Adaptive training with full-body movements to reduce bradykinesia in persons with Parkinson's disease: a pilot study.

Journal of neuroengineering and rehabilitation

PubMedID: 25885094

Summa S, Basteris A, Betti E, Sanguineti V. Adaptive training with full-body movements to reduce bradykinesia in persons with Parkinson's disease: a pilot study. J Neuroeng Rehabil. 2015;12(1):16.
Bradykinesia (slow movements) is a common symptom of Parkinson's disease (PD) and results in reduced mobility and postural instability. The objective of this study is to develop and demonstrate a technology-assisted exercise protocol that is specifically aimed at reducing bradykinesia.

Seven persons with PD participated in this study. They were required to perform whole body reaching movements toward targets placed in different directions and at different elevations. Movements were recorded by a Microsoft Kinect movement sensor and used to control a human-like avatar, which was continuously displayed on a screen placed in front of the subjects. After completion of each movement, subjects received a 0-100 score that was inversely proportional to movement time. Target distance in the next movements was automatically adjusted in order to keep the score around a pre-specified target value. In this way, subjects always exercised with the largest movement amplitude they could sustain. The training protocol was organised into blocks of 45 movements toward targets placed in three different directions and at three different elevations (a total of nine targets). Each training session included a finite number of blocks, fitted within a fixed 40 minutes duration. The whole protocol included a total of 10 sessions (approximately two sessions/week). As primary outcome measure we took the absolute average acceleration. Various aspects of movement performance were taken as secondary outcome measures, namely accuracy (undershoot error), path curvature, movement time, and average speed.

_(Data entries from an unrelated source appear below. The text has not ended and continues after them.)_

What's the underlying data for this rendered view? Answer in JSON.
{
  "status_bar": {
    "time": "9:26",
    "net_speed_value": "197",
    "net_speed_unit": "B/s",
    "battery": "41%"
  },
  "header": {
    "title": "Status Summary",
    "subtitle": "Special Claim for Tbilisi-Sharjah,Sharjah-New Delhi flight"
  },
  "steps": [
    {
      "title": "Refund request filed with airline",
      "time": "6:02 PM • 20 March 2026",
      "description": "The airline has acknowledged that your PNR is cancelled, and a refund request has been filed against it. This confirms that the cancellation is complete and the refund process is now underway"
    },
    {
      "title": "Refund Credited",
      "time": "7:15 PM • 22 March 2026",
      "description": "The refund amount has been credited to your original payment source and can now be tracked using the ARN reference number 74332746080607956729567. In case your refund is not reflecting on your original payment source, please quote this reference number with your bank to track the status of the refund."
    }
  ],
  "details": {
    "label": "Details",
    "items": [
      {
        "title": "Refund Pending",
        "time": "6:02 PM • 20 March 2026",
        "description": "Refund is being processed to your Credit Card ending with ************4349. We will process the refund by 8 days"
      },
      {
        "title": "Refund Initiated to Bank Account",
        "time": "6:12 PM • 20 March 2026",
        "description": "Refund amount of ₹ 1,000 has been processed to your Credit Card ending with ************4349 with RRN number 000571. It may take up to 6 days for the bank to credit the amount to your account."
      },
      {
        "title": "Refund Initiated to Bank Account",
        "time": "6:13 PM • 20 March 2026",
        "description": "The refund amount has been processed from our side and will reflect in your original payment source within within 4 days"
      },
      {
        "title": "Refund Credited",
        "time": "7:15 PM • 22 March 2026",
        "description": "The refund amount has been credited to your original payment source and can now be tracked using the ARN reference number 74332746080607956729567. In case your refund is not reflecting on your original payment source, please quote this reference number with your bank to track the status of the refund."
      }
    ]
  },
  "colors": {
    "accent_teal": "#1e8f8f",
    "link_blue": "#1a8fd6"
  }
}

Throughout sessions, we observed an increase of the absolute average acceleration and speed and decreased undershoot error and movement time. Exercise also significantly affected the relationship between target elevation and both speed and acceleration - the improvement was greater at higher elevations.

The device and the protocol were well accepted by subjects and appeared safe and easy to use. Our preliminary results point at a training-induced reduction of bradykinesia.